Several decades ago, an American client asked me to help recruit some British barristers for an international project. I flew to London and met in chambers with a QC and a junior, and we discussed other barristers who might be interested in joining the group. After about thirty minutes, the conversation veered oddly off course, as the two barristers began talking about the need for “cases of claret.” One of the possible recruits liked a particular type of claret, another one preferred some other claret, and they all seemed to be interested in acquiring it only by the case. They went on this way for a good twenty minutes, matching barristers to claret and commenting on how many cases of claret each one usually brought home.

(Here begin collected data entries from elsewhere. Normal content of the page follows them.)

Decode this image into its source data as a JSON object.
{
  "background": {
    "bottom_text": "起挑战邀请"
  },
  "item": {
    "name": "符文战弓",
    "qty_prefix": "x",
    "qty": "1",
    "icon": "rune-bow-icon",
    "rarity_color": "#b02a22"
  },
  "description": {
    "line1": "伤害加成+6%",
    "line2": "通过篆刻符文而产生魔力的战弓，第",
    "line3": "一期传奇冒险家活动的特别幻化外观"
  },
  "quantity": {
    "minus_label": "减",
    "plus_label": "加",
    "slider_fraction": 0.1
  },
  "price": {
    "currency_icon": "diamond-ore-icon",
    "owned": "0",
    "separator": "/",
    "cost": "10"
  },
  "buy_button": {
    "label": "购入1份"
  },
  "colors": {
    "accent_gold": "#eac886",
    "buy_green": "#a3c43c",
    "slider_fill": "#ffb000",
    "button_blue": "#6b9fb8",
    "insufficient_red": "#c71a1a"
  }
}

Finally, it dawned on me. “Oh,” I said, in a direct manner that made my Chicago upbringing even more obvious, “you’re talking about money.”

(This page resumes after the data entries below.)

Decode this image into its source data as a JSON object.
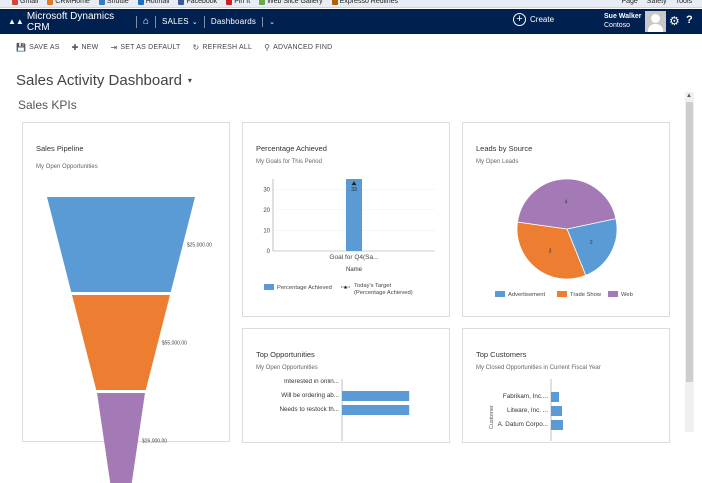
{
  "browser": {
    "bookmarks": [
      {
        "label": "Gmail",
        "color": "#d44638"
      },
      {
        "label": "CRMHome",
        "color": "#e07b1f"
      },
      {
        "label": "Shuttle",
        "color": "#3a7ac2"
      },
      {
        "label": "Hotmail",
        "color": "#1e6fc0"
      },
      {
        "label": "Facebook",
        "color": "#3b5998"
      },
      {
        "label": "Pin It",
        "color": "#cb2027"
      },
      {
        "label": "Web Slice Gallery",
        "color": "#6aa84f"
      },
      {
        "label": "Expresso Redlines",
        "color": "#b45f06"
      }
    ],
    "right_tools": [
      "Page",
      "Safety",
      "Tools"
    ]
  },
  "nav": {
    "app_name": "Microsoft Dynamics CRM",
    "area": "SALES",
    "subarea": "Dashboards",
    "create_label": "Create",
    "user_name": "Sue Walker",
    "org_name": "Contoso"
  },
  "commands": [
    {
      "icon": "save-icon",
      "glyph": "💾",
      "label": "SAVE AS"
    },
    {
      "icon": "new-icon",
      "glyph": "✚",
      "label": "NEW"
    },
    {
      "icon": "set-default-icon",
      "glyph": "⇥",
      "label": "SET AS DEFAULT"
    },
    {
      "icon": "refresh-icon",
      "glyph": "↻",
      "label": "REFRESH ALL"
    },
    {
      "icon": "advanced-find-icon",
      "glyph": "⚲",
      "label": "ADVANCED FIND"
    }
  ],
  "page": {
    "title": "Sales Activity Dashboard",
    "section": "Sales KPIs"
  },
  "cards": {
    "pipeline": {
      "title": "Sales Pipeline",
      "subtitle": "My Open Opportunities"
    },
    "percentage": {
      "title": "Percentage Achieved",
      "subtitle": "My Goals for This Period"
    },
    "leads": {
      "title": "Leads by Source",
      "subtitle": "My Open Leads"
    },
    "top_opps": {
      "title": "Top Opportunities",
      "subtitle": "My Open Opportunities"
    },
    "top_customers": {
      "title": "Top Customers",
      "subtitle": "My Closed Opportunities in Current Fiscal Year"
    }
  },
  "colors": {
    "blue": "#5b9bd5",
    "orange": "#ed7d31",
    "purple": "#a37ab5",
    "nav_bg": "#002050"
  },
  "chart_data": [
    {
      "type": "funnel",
      "title": "Sales Pipeline",
      "stages": [
        {
          "label": "$25,000.00",
          "value": 25000,
          "color": "#5b9bd5"
        },
        {
          "label": "$55,000.00",
          "value": 55000,
          "color": "#ed7d31"
        },
        {
          "label": "$26,000.00",
          "value": 26000,
          "color": "#a37ab5"
        }
      ]
    },
    {
      "type": "bar",
      "title": "Percentage Achieved",
      "categories": [
        "Goal for Q4(Sa..."
      ],
      "xlabel": "Name",
      "ylim": [
        0,
        35
      ],
      "yticks": [
        0,
        10,
        20,
        30
      ],
      "series": [
        {
          "name": "Percentage Achieved",
          "values": [
            35
          ],
          "color": "#5b9bd5"
        },
        {
          "name": "Today's Target (Percentage Achieved)",
          "values": [
            33
          ],
          "marker": "triangle"
        }
      ],
      "data_labels": [
        "33"
      ],
      "legend": "bottom"
    },
    {
      "type": "pie",
      "title": "Leads by Source",
      "slices": [
        {
          "name": "Advertisement",
          "value": 2,
          "color": "#5b9bd5"
        },
        {
          "name": "Trade Show",
          "value": 3,
          "color": "#ed7d31"
        },
        {
          "name": "Web",
          "value": 4,
          "color": "#a37ab5"
        }
      ],
      "legend": "bottom"
    },
    {
      "type": "bar",
      "orientation": "horizontal",
      "title": "Top Opportunities",
      "categories": [
        "Interested in onlin...",
        "Will be ordering ab...",
        "Needs to restock th..."
      ],
      "values": [
        0,
        28,
        28
      ],
      "color": "#5b9bd5"
    },
    {
      "type": "bar",
      "orientation": "horizontal",
      "title": "Top Customers",
      "ylabel": "Customer",
      "categories": [
        "Fabrikam, Inc....",
        "Litware, Inc. ...",
        "A. Datum Corpo..."
      ],
      "values": [
        8,
        11,
        12
      ],
      "color": "#5b9bd5"
    }
  ]
}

The room fell deadly silent, as if I had uttered some unforgivable vulgarity in relation to the royal family. (This was in the days before scandal and divorce had rocked the institution, which was still spoken of in hushed and reverential tones.)
The junior barrister tensed in his chair, giving every indication that I had triggered the “fight or flight” reflex. It was as though he had been surprised in a bordello raid, and was trying to decide whether to demand a search warrant from the constable or bolt for the back door.
The QC at first appeared paralyzed; his vigorously ruddy complexion having turned deathly ashen. Obviously shaken, he eventually stirred. “Well, well,” he said, “that’s enough of that. Perhaps you should speak with the clerk.” There was no more talk of claret, or money. If my client had not been so internationally prominent, I am quite sure that I would have been shown the door.